Cathedral Go Back into the Forest
Posted in Reviews on June 24th, 2009 by JJ KoczanUsually when an allegedly limited edition reissue comes out and it’s packing a bonus DVD, it’s a completely skip worthy live set shot on one or two cameras with crappy sound that’s boring as hell. That, or like in the case of Earache‘s tackling last year of Cathedral‘s 1995 classic, The Carnival Bizarre, it’s all previously released. Review-wise, the second disc obliges a mention and little else. For their remaster of the seminal UK doomers’ 1991 debut, Forest of Equilibrium, however, the label has included a new 40-minute interview with the band about their career and making this album.

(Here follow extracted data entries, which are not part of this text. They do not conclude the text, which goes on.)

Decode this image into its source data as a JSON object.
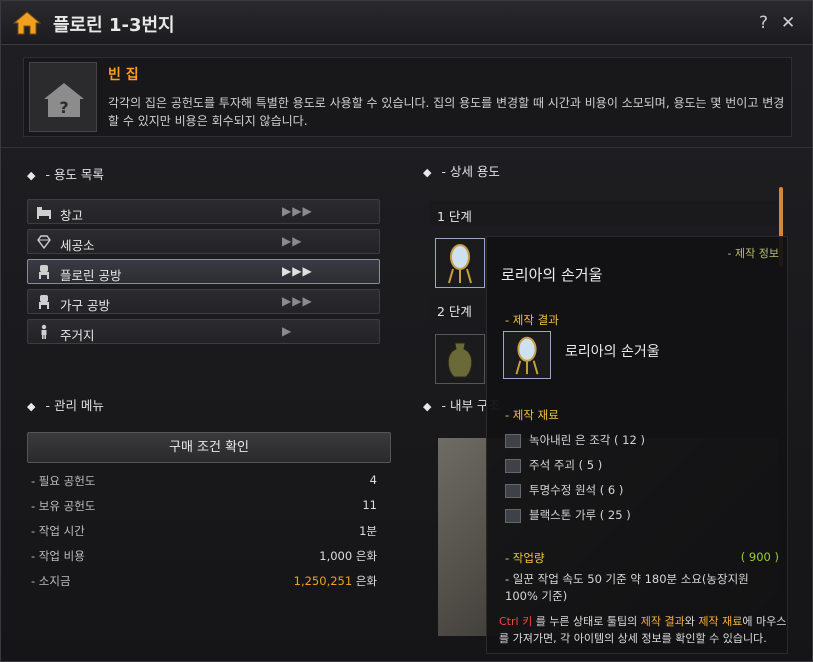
{
  "window": {
    "title": "플로린 1-3번지",
    "help_label": "?",
    "close_label": "✕"
  },
  "info": {
    "title": "빈 집",
    "description": "각각의 집은 공헌도를 투자해 특별한 용도로 사용할 수 있습니다. 집의 용도를 변경할 때 시간과 비용이 소모되며, 용도는 몇 번이고 변경할 수 있지만 비용은 회수되지 않습니다."
  },
  "usage_list": {
    "title": "- 용도 목록",
    "items": [
      {
        "label": "창고",
        "arrows": "▶▶▶",
        "icon": "bed-icon"
      },
      {
        "label": "세공소",
        "arrows": "▶▶",
        "icon": "diamond-icon"
      },
      {
        "label": "플로린 공방",
        "arrows": "▶▶▶",
        "icon": "chair-icon"
      },
      {
        "label": "가구 공방",
        "arrows": "▶▶▶",
        "icon": "chair-icon"
      },
      {
        "label": "주거지",
        "arrows": "▶",
        "icon": "person-icon"
      }
    ]
  },
  "management": {
    "title": "- 관리 메뉴",
    "buy_button": "구매 조건 확인",
    "stats": [
      {
        "key": "- 필요 공헌도",
        "value": "4"
      },
      {
        "key": "- 보유 공헌도",
        "value": "11"
      },
      {
        "key": "- 작업 시간",
        "value": "1분"
      },
      {
        "key": "- 작업 비용",
        "value": "1,000 은화"
      },
      {
        "key": "- 소지금",
        "value_gold": "1,250,251",
        "value_unit": "은화"
      }
    ]
  },
  "detail": {
    "title": "- 상세 용도",
    "stage1": "1 단계",
    "stage2": "2 단계",
    "interior_title": "- 내부 구조"
  },
  "tooltip": {
    "item_name": "로리아의 손거울",
    "tag": "- 제작 정보",
    "result_title": "- 제작 결과",
    "result_name": "로리아의 손거울",
    "materials_title": "- 제작 재료",
    "materials": [
      "녹아내린 은 조각 ( 12 )",
      "주석 주괴 ( 5 )",
      "투명수정 원석 ( 6 )",
      "블랙스톤 가루 ( 25 )"
    ],
    "workload_title": "- 작업량",
    "workload_value": "( 900 )",
    "workload_note": "- 일꾼 작업 속도 50 기준 약 180분 소요(농장지원 100% 기준)",
    "hint_key": "Ctrl 키",
    "hint_text1": " 를 누른 상태로 툴팁의 ",
    "hint_result": "제작 결과",
    "hint_text2": "와 ",
    "hint_materials": "제작 재료",
    "hint_text3": "에 마우스를 가져가면, 각 아이템의 상세 정보를 확인할 수 있습니다."
  }
}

Previously unreleased and relevant.
Granted, it’s shot mostly on one camera — other footage is spliced in — and it requires serious attention paid to dig words out of those Coventry accents, but it was enough for me to at least check it out before doing the review, hoping I’d learn something. I learned the “Ebony Tears” video (also included) kicks ass.

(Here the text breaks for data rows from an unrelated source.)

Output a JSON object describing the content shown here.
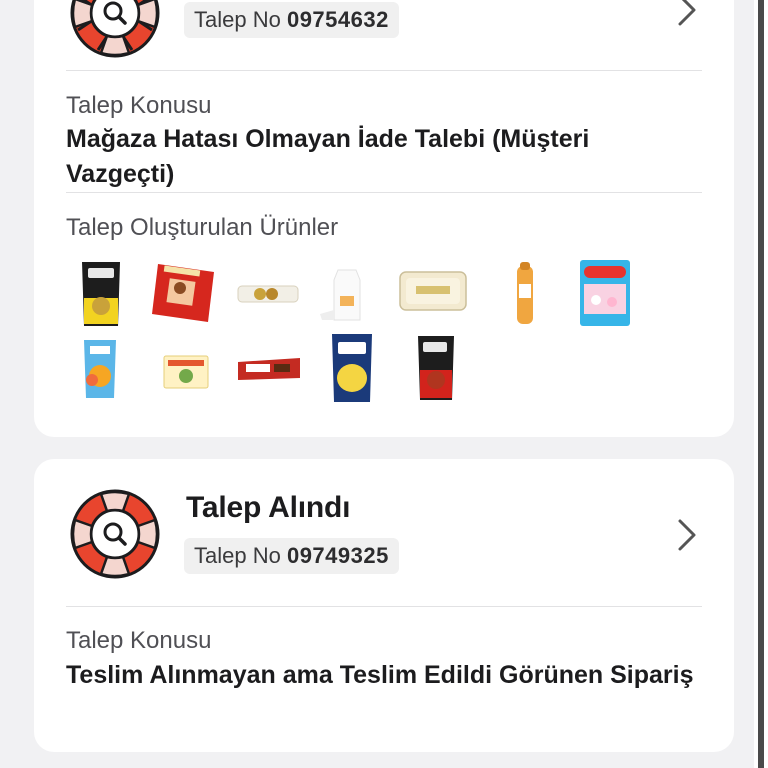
{
  "colors": {
    "accent_red": "#e8452e",
    "card_bg": "#ffffff",
    "page_bg": "#f1f1f3"
  },
  "requests": [
    {
      "status_title": "",
      "talep_no_prefix": "Talep No ",
      "talep_no": "09754632",
      "subject_label": "Talep Konusu",
      "subject_value": "Mağaza Hatası Olmayan İade Talebi (Müşteri Vazgeçti)",
      "products_label": "Talep Oluşturulan Ürünler",
      "products": [
        {
          "icon": "snack-bag-yellow-icon"
        },
        {
          "icon": "chocolate-box-red-icon"
        },
        {
          "icon": "wafer-bar-icon"
        },
        {
          "icon": "milk-carton-icon"
        },
        {
          "icon": "tub-container-icon"
        },
        {
          "icon": "bread-bag-icon"
        },
        {
          "icon": "candy-bag-haribo-icon"
        },
        {
          "icon": "juice-pouch-icon"
        },
        {
          "icon": "small-snack-pack-icon"
        },
        {
          "icon": "chocolate-bar-red-icon"
        },
        {
          "icon": "chips-bag-blue-icon"
        },
        {
          "icon": "snack-bag-red-icon"
        }
      ]
    },
    {
      "status_title": "Talep Alındı",
      "talep_no_prefix": "Talep No ",
      "talep_no": "09749325",
      "subject_label": "Talep Konusu",
      "subject_value": "Teslim Alınmayan ama Teslim Edildi Görünen Sipariş"
    }
  ],
  "icons": {
    "support": "lifebuoy-search-icon",
    "chevron": "chevron-right-icon"
  }
}
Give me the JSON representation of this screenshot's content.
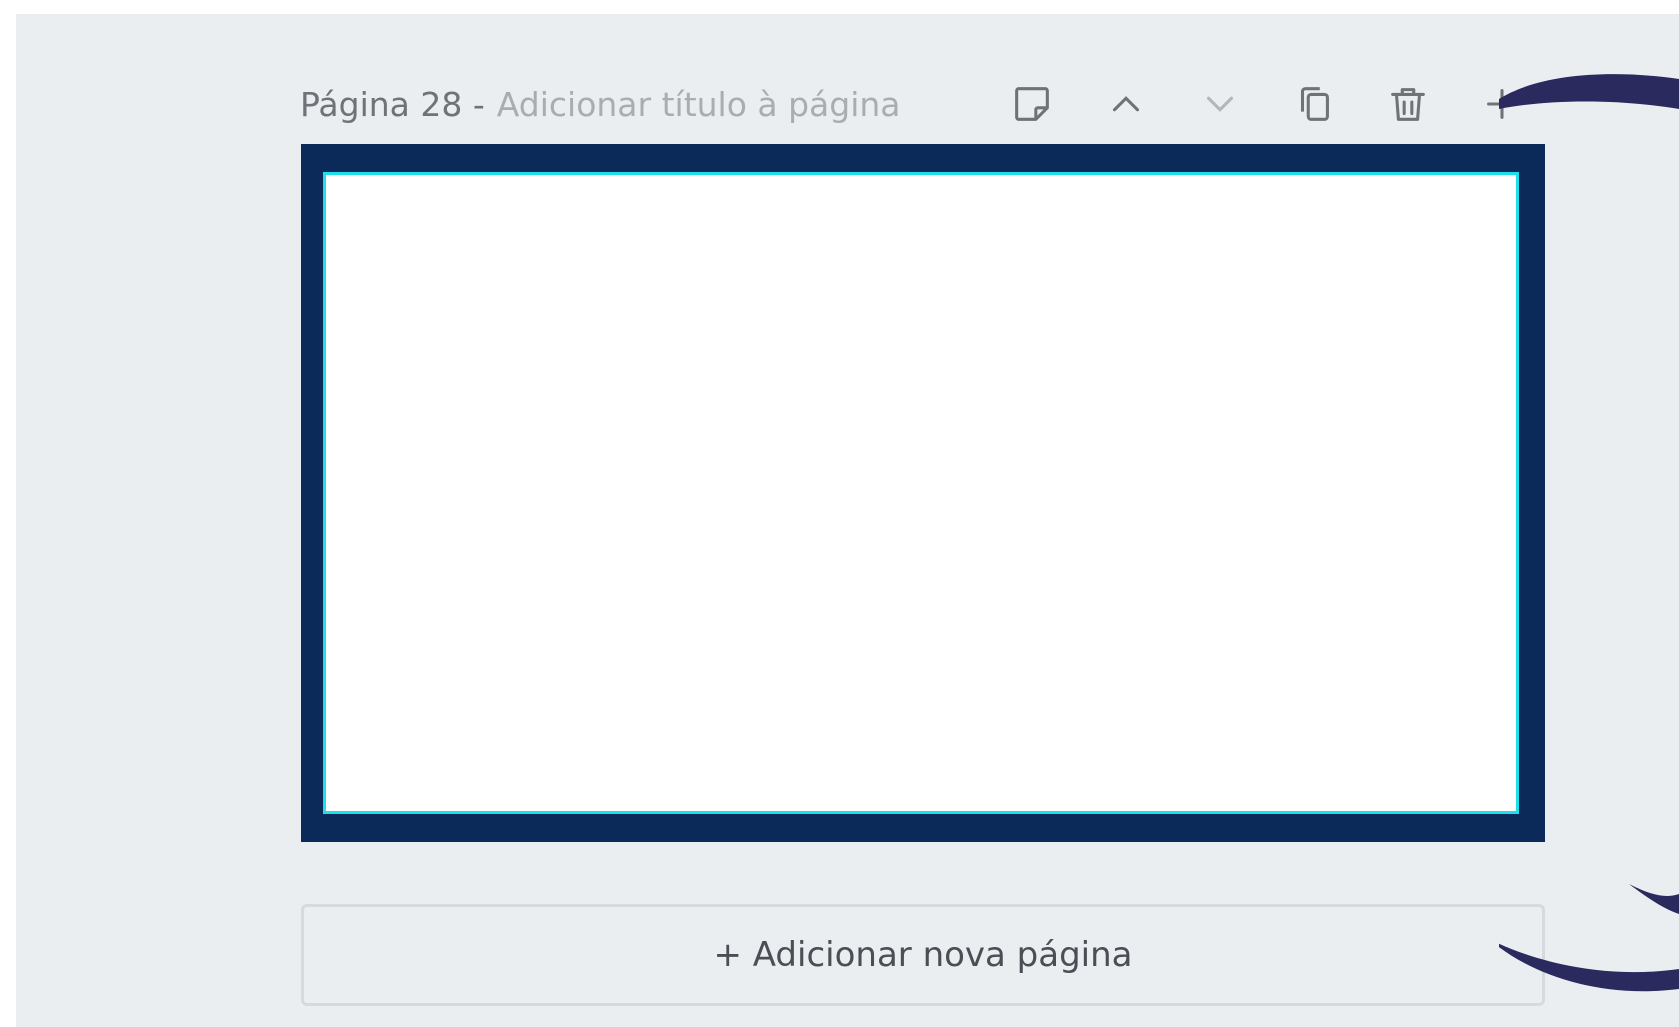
{
  "page": {
    "number_label": "Página 28 -",
    "title_placeholder": "Adicionar título à página"
  },
  "toolbar": {
    "buttons": [
      {
        "name": "notes",
        "icon": "sticky-note-icon",
        "enabled": true
      },
      {
        "name": "move-up",
        "icon": "chevron-up-icon",
        "enabled": true
      },
      {
        "name": "move-down",
        "icon": "chevron-down-icon",
        "enabled": false
      },
      {
        "name": "duplicate",
        "icon": "copy-icon",
        "enabled": true
      },
      {
        "name": "delete",
        "icon": "trash-icon",
        "enabled": true
      },
      {
        "name": "add",
        "icon": "plus-icon",
        "enabled": true
      }
    ]
  },
  "canvas": {
    "frame_color": "#0b2a5a",
    "selection_color": "#1ee0ea",
    "background": "#ffffff"
  },
  "add_page": {
    "label": "+ Adicionar nova página"
  },
  "colors": {
    "workspace_bg": "#ebeef1",
    "icon": "#6f7378",
    "decoration": "#2a2a5e"
  }
}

The audio portion of the release includes 1992’s Soul Sacrifice EP as another bonus and is a landmark in doom. Vocalist Lee Dorrian (blah blah Napalm Death, blah blah Rise Above Records), guitarists Gaz Jennings and Adam Lehan, bassist Mark Griffiths and drummer Mike Smail created a seven-track classic that’s morose by any standard you want to apply — even in comparing it to what was happening doom-wise in the UK at the time with My Dying Bride, Paradise Lost and Anathema. Put it next to Cathedral‘s last release, 2005’s The Garden of Unearthly Delights, and it almost sounds like a completely different band (Lehan, Griffiths and Smail being long gone might also have something to do with that).